Geeleher Paul, Cox Nancy, Huang R Stephanie
Section of Hematology/Oncology, Department of Medicine, University of Chicago, Chicago, Illinois, United States of America.
Section of Genetic Medicine, Department of Medicine, University of Chicago, Chicago, Illinois, United States of America.
PLoS One. 2014 Sep 17;9(9):e107468. doi: 10.1371/journal.pone.0107468. eCollection 2014.

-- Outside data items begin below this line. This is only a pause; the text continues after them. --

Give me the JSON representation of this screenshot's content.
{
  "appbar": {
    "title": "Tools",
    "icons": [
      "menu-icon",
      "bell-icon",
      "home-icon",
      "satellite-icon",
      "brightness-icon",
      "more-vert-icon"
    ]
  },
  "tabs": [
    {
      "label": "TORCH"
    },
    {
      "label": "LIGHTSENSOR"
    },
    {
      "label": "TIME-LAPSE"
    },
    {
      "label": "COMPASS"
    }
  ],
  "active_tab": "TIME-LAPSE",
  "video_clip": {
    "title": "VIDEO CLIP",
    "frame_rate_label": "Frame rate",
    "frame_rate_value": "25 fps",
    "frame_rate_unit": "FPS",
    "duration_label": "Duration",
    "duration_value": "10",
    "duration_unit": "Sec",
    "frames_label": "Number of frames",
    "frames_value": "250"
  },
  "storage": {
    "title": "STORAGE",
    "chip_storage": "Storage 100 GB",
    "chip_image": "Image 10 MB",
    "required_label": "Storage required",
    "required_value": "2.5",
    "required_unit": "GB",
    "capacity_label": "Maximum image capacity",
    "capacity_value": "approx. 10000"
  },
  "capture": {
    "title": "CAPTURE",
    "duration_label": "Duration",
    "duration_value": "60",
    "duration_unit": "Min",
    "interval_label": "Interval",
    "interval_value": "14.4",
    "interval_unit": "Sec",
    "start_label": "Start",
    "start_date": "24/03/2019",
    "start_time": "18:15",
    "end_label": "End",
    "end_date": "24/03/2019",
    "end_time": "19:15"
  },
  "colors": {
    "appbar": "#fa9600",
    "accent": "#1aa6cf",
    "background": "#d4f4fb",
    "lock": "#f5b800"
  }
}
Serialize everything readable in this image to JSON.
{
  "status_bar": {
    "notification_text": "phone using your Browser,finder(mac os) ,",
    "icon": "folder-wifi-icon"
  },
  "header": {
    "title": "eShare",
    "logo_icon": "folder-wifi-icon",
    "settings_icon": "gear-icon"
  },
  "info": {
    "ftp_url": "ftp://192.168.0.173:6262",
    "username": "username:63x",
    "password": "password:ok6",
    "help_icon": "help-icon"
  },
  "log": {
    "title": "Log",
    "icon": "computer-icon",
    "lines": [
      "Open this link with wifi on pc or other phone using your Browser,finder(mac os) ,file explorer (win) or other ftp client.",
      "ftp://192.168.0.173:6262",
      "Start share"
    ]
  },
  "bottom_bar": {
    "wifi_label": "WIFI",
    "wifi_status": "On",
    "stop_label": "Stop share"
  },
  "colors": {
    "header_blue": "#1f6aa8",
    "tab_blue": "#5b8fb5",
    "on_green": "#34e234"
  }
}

We recently described a methodology that reliably predicted chemotherapeutic response in multiple independent clinical trials. The method worked by building statistical models from gene expression and drug sensitivity data in a very large panel of cancer cell lines, then applying these models to gene expression data from primary tumor biopsies. Here, to facilitate the development and adoption of this methodology we have created an R package called pRRophetic. This also extends the previously described pipeline, allowing prediction of clinical drug response for many cancer drugs in a user-friendly R environment. We have developed several other important use cases; as an example, we have shown that prediction of bortezomib sensitivity in multiple myeloma may be improved by training models on a large set of neoplastic hematological cell lines. We have also shown that the package facilitates model development and prediction using several different classes of data.
我们最近描述了一种方法,该方法在多个独立的临床试验中可靠地预测了化疗反应。该方法通过在大量癌细胞系中根据基因表达和药物敏感性数据构建统计模型,然后将这些模型应用于原发性肿瘤活检的基因表达数据来发挥作用。在此,为了促进该方法的开发和应用,我们创建了一个名为pRRophetic的R包。这也扩展了之前描述的流程,允许在用户友好的R环境中预测多种癌症药物的临床药物反应。我们还开发了其他几个重要的用例;例如,我们已经表明,通过在大量肿瘤血液细胞系上训练模型,可以提高对多发性骨髓瘤中硼替佐米敏感性的预测。我们还表明,该包有助于使用几种不同类型的数据进行模型开发和预测。